O cenário que se desenha no futuro é desolador: cientistas e ambientalistas preveem uma grande insegurança alimentar global causada pelo clima. Os sistemas agrícolas não conseguem ser resilientes a eventos meteorológicos tão extremos — pudera!
A alta incidência de luz solar em algumas regiões cada vez mais quentes está queimando as plantações de frutas ainda nos pés. Com o calor e aumento da umidade por conta das chuvas em outras partes do mundo, pragas com as quais os produtores nunca se preocuparam estão tomando os campos.
Por isso, é impossível tratar da pegada ambiental sem falar da alimentação, já que a cadeia de alimentos é uma das que mais causa impacto nas condições climáticas que temos vivido hoje.

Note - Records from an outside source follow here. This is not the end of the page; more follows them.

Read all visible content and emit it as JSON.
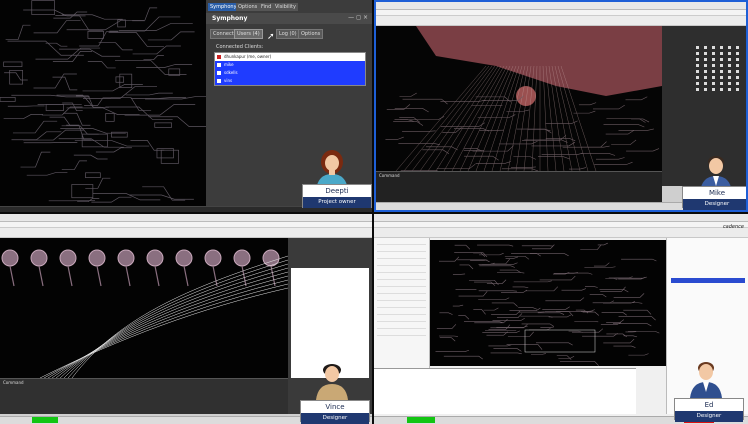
{
  "symphony_panel": {
    "tabs": [
      "Symphony",
      "Options",
      "Find",
      "Visibility"
    ],
    "title": "Symphony",
    "buttons": [
      "Connect",
      "Users (4)",
      "Log (0)",
      "Options"
    ],
    "clients_heading": "Connected Clients:",
    "clients": [
      {
        "name": "dhunkapur (me, owner)",
        "color": "#cc2222",
        "selected": false
      },
      {
        "name": "mike",
        "color": "#3344cc",
        "selected": true
      },
      {
        "name": "sdkells",
        "color": "#3344cc",
        "selected": true
      },
      {
        "name": "vins",
        "color": "#3344cc",
        "selected": true
      }
    ]
  },
  "participants": [
    {
      "name": "Deepti",
      "role": "Project owner"
    },
    {
      "name": "Mike",
      "role": "Designer"
    },
    {
      "name": "Vince",
      "role": "Designer"
    },
    {
      "name": "Ed",
      "role": "Designer"
    }
  ],
  "colors": {
    "pcb_trace": "#6a5a60",
    "pcb_plane": "#8a4a4a",
    "selection_blue": "#1f3cff",
    "status_green": "#13c513",
    "status_red": "#e01010",
    "badge_role_bg": "#1f3870",
    "focus_border": "#1e5fd6"
  },
  "q3": {
    "command_label": "Command"
  },
  "q2": {
    "command_label": "Command"
  },
  "q4": {
    "brand": "cadence"
  }
}
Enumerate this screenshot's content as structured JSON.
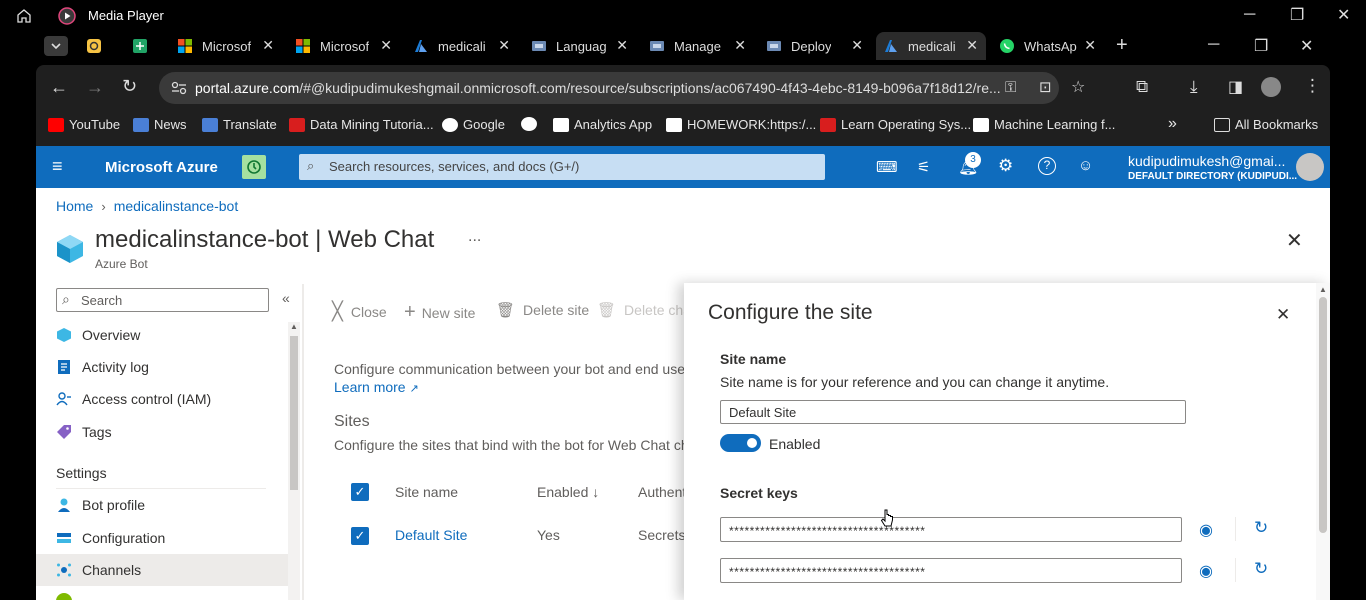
{
  "media_player": {
    "title": "Media Player"
  },
  "tabs": [
    {
      "label": "",
      "icon": "yellow-app-icon"
    },
    {
      "label": "",
      "icon": "sheets-icon"
    },
    {
      "label": "Microsof",
      "icon": "microsoft-icon"
    },
    {
      "label": "Microsof",
      "icon": "microsoft-icon"
    },
    {
      "label": "medicali",
      "icon": "azure-icon"
    },
    {
      "label": "Languag",
      "icon": "page-icon"
    },
    {
      "label": "Manage",
      "icon": "page-icon"
    },
    {
      "label": "Deploy",
      "icon": "page-icon"
    },
    {
      "label": "medicali",
      "icon": "azure-icon",
      "active": true
    },
    {
      "label": "WhatsAp",
      "icon": "whatsapp-icon"
    }
  ],
  "address": {
    "domain": "portal.azure.com",
    "path": "/#@kudipudimukeshgmail.onmicrosoft.com/resource/subscriptions/ac067490-4f43-4ebc-8149-b096a7f18d12/re..."
  },
  "bookmarks": [
    {
      "label": "YouTube",
      "color": "#ff0000"
    },
    {
      "label": "News",
      "color": "#4a7fd6"
    },
    {
      "label": "Translate",
      "color": "#4a7fd6"
    },
    {
      "label": "Data Mining Tutoria...",
      "color": "#d81e1e"
    },
    {
      "label": "Google",
      "color": "#ffffff"
    },
    {
      "label": "",
      "color": "#ffffff"
    },
    {
      "label": "Analytics App",
      "color": "#ffffff"
    },
    {
      "label": "HOMEWORK:https:/...",
      "color": "#ffffff"
    },
    {
      "label": "Learn Operating Sys...",
      "color": "#d81e1e"
    },
    {
      "label": "Machine Learning f...",
      "color": "#ffffff"
    }
  ],
  "all_bookmarks": "All Bookmarks",
  "azure": {
    "brand": "Microsoft Azure",
    "search_placeholder": "Search resources, services, and docs (G+/)",
    "notification_count": "3",
    "user_email": "kudipudimukesh@gmai...",
    "user_directory": "DEFAULT DIRECTORY (KUDIPUDI..."
  },
  "breadcrumb": {
    "home": "Home",
    "current": "medicalinstance-bot"
  },
  "page": {
    "title": "medicalinstance-bot | Web Chat",
    "subtitle": "Azure Bot",
    "more": "..."
  },
  "sidebar": {
    "search_placeholder": "Search",
    "items": [
      "Overview",
      "Activity log",
      "Access control (IAM)",
      "Tags"
    ],
    "section": "Settings",
    "settings_items": [
      "Bot profile",
      "Configuration",
      "Channels"
    ]
  },
  "toolbar": {
    "close": "Close",
    "new_site": "New site",
    "delete_site": "Delete site",
    "delete_channel": "Delete cha"
  },
  "main": {
    "description": "Configure communication between your bot and end users v",
    "learn_more": "Learn more",
    "sites_heading": "Sites",
    "sites_desc": "Configure the sites that bind with the bot for Web Chat chan",
    "table_headers": [
      "Site name",
      "Enabled ↓",
      "Authent"
    ],
    "rows": [
      {
        "site": "Default Site",
        "enabled": "Yes",
        "auth": "Secrets"
      }
    ]
  },
  "flyout": {
    "title": "Configure the site",
    "site_name_label": "Site name",
    "site_name_help": "Site name is for your reference and you can change it anytime.",
    "site_name_value": "Default Site",
    "enabled_label": "Enabled",
    "enabled": true,
    "secret_keys_label": "Secret keys",
    "key1": "**************************************",
    "key2": "**************************************"
  }
}
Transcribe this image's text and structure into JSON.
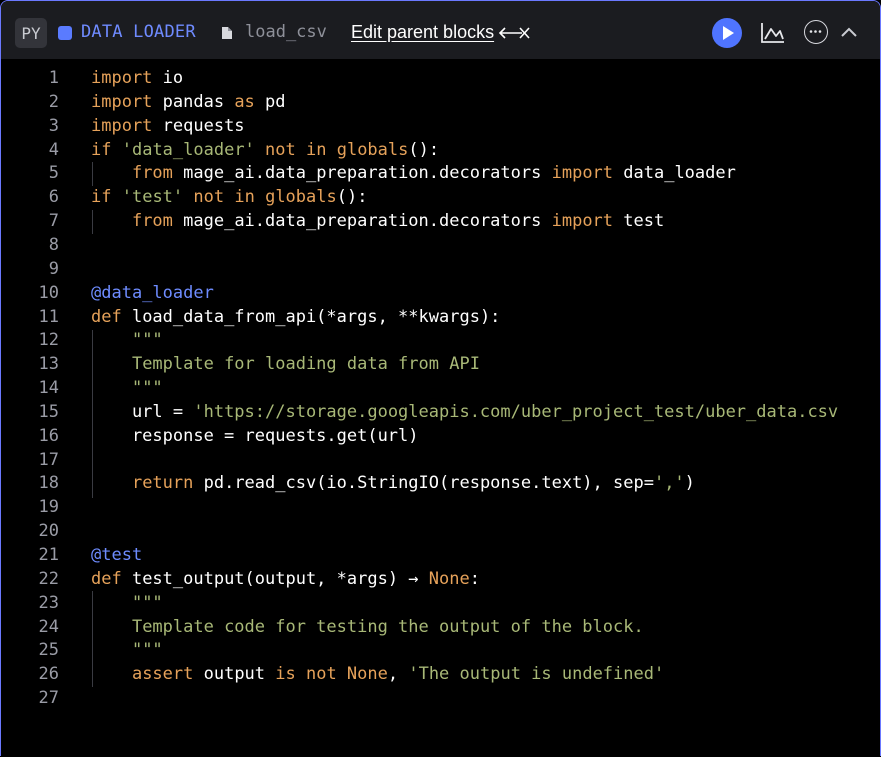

O nosso sistema agroalimentar é um dos principais fatores que contribuem para o colapso climático que estamos vivendo. Ele é responsável por quase um terço de todas as emissões de gases de efeito estufa e tem causado um acelerado desmatamento, além da degradação do solo e perda massiva de biodiversidade.
A frequência e a intensidade dos eventos extremos (cada vez mais comuns) gera uma incerteza sobre a disponibilidade futura de recursos básicos como a água em muitas regiões. Sem água, é impossível produzir alimentos.
Agricultura 'favorecida' acabou prejudicada
Curioso é pensar que muitas leis criadas para proteger o meio ambiente estão sendo afrouxadas em nome da produção agrícola. No Rio Grande do Sul, o governo de Eduardo Leite mudou quase 500 normas do Código Ambiental do estado.
Mas os impactos climáticos afetam diretamente — e de forma profunda — a própria agricultura, que é o setor mais prejudicado quando as temperaturas aumentam, causando secas, chuvas torrenciais e geadas fora de época.
Os agricultores estão na linha de frente das mudanças climáticas. Sem um plano de contingência que os possa ajudar quando o pior da tragédia passar, podemos ter o fim de lavouras inteiras e a maior perda da produção vinícola do país.
Na Inglaterra, no ano passado, as chuvas recordes deixaram campos agrícolas submersos e a saúde do gado em risco, aumentando a pressão sobre os produtores de alimentos.
As inundações e as condições meteorológicas extremas associadas às alterações climáticas prejudicaram de forma profunda a produção alimentar do Reino Unido.
O governo se viu obrigado a lançar um Fundo de Recuperação Agrícola, oferecendo subsídios (entre 500 e 25.000 libras) a agricultores em algumas partes do país que sofreram danos por inundações nas suas terras.
Não foi o suficiente, mas muitos agricultores vieram à público dizer que a ajuda foi providencial para reparar danos massivos às suas propriedades — ainda que o governo não tenha aprovado o apoio à saúde mental dos produtores afetados pelo que a imprensa local chamou de "eventos de choque".
No Brasil, ainda nenhum anúncio oficial foi feito sobre a situação dos produtores. O prefeito de Bento Gonçalves, Diogo Segabinazzi, fez um apelo à população brasileira nas redes sociais para que compre produtos de origem gaúcha, ajudando os agricultores.
É uma forma de lhes garantir algum fluxo de caixa até que consigam mensurar o rombo causado pelos estragos. Como medida mais emergencial, também é uma forma de ajuda.
Seguimos em direção a um futuro de maior insegurança alimentar e colapso dos sistemas alimentares que é iminente. A água já está batendo na porta. Daquilo a pouco, vai fazer roncar nossos estômagos.